Prof. Hayles’ theorising of technogenesis implies a renewed focus on materiality , a topic that many of our speakers addressed. Thus, Dr Parisi emphasised that “algorithms are inscribed into their data environment”, while Dr Berry talked about “algorithm [as] an instrumental rationality, materialised in some sense”, and used the example of Amazon warehouse to demonstrate the transformation of a warehouse into a database, with materiality emerging as a “materialisation of the code”. As a way of understanding the materiality of algorithms, Dr Unsworth and Dr Joyce used Hayles’ concept of the post-human “as a vehicle to theorise the teams that work with and design the algorithms” and identify key values that inform their work. Prof. MacKenzie stressed the importance of material infrastructures, such as data centres, and such parameters as speed of the signal, for making HFT possible, while Dr Lange talked about the materiality of the order book in HFT. Silvia Molicchi explained how different camouflage algorithms together construct complex materiality of military gear, while Dr O’Grady stressed the role of materiality in algorithm/human assemblages and talked about “spatial configuration acquir[ing] new symbolic significance”.

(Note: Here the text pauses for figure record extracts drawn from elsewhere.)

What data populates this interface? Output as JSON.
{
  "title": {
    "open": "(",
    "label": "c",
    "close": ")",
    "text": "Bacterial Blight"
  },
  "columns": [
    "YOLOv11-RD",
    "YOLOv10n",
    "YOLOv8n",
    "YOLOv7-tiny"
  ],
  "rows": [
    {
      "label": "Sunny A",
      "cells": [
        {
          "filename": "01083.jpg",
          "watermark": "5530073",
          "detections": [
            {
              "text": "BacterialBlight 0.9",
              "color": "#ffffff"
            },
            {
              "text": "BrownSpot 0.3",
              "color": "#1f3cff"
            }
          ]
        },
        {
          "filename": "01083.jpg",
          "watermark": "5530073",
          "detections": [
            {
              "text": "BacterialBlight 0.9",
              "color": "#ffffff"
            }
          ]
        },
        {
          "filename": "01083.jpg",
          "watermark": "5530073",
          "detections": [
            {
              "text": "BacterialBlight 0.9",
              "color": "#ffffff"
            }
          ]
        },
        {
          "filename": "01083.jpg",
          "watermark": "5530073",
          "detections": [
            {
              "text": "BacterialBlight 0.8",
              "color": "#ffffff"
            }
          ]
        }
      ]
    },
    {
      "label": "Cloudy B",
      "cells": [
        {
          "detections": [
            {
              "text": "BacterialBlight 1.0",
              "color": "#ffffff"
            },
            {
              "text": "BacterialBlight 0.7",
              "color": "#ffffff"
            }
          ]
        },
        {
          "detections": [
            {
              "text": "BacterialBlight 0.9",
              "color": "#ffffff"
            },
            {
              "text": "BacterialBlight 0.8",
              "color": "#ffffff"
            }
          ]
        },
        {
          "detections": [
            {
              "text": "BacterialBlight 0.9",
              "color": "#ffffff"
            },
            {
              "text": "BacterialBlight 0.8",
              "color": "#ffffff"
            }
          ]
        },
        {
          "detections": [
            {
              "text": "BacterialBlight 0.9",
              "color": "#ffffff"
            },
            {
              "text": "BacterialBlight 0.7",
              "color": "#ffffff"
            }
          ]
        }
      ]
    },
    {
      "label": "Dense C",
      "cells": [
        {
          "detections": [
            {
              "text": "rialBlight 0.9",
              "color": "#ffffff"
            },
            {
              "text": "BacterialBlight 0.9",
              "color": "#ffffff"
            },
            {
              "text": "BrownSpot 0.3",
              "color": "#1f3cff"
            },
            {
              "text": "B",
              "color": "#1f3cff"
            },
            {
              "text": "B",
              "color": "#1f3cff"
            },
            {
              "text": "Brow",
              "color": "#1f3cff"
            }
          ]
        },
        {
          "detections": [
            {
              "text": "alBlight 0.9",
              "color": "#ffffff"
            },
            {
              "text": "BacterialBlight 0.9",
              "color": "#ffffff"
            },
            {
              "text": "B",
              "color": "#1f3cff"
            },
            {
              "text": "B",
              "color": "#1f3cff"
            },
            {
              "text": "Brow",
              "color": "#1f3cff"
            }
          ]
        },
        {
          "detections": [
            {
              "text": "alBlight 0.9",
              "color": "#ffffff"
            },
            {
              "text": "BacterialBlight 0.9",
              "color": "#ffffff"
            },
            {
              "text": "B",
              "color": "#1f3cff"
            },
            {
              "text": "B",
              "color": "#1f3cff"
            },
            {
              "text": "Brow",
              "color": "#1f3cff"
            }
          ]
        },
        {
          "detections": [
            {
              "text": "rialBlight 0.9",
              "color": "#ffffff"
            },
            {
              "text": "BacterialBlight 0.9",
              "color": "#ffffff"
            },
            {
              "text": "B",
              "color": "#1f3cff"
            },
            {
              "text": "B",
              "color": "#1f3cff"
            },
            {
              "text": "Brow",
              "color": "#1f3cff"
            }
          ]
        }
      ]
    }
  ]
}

While all interventions challenged algorithmic rationalities, e.g., by pointing out to their limitations, Dr Berry called for “thinking without algorithms” as a way of making “possible alternative modes of thinking”.
The event has resulted in contributions to a special journal issue of ‘ Security Dialogue ’ and a planned special section of ‘ Theory, Culture & Society ’. We will provide publication updates when available.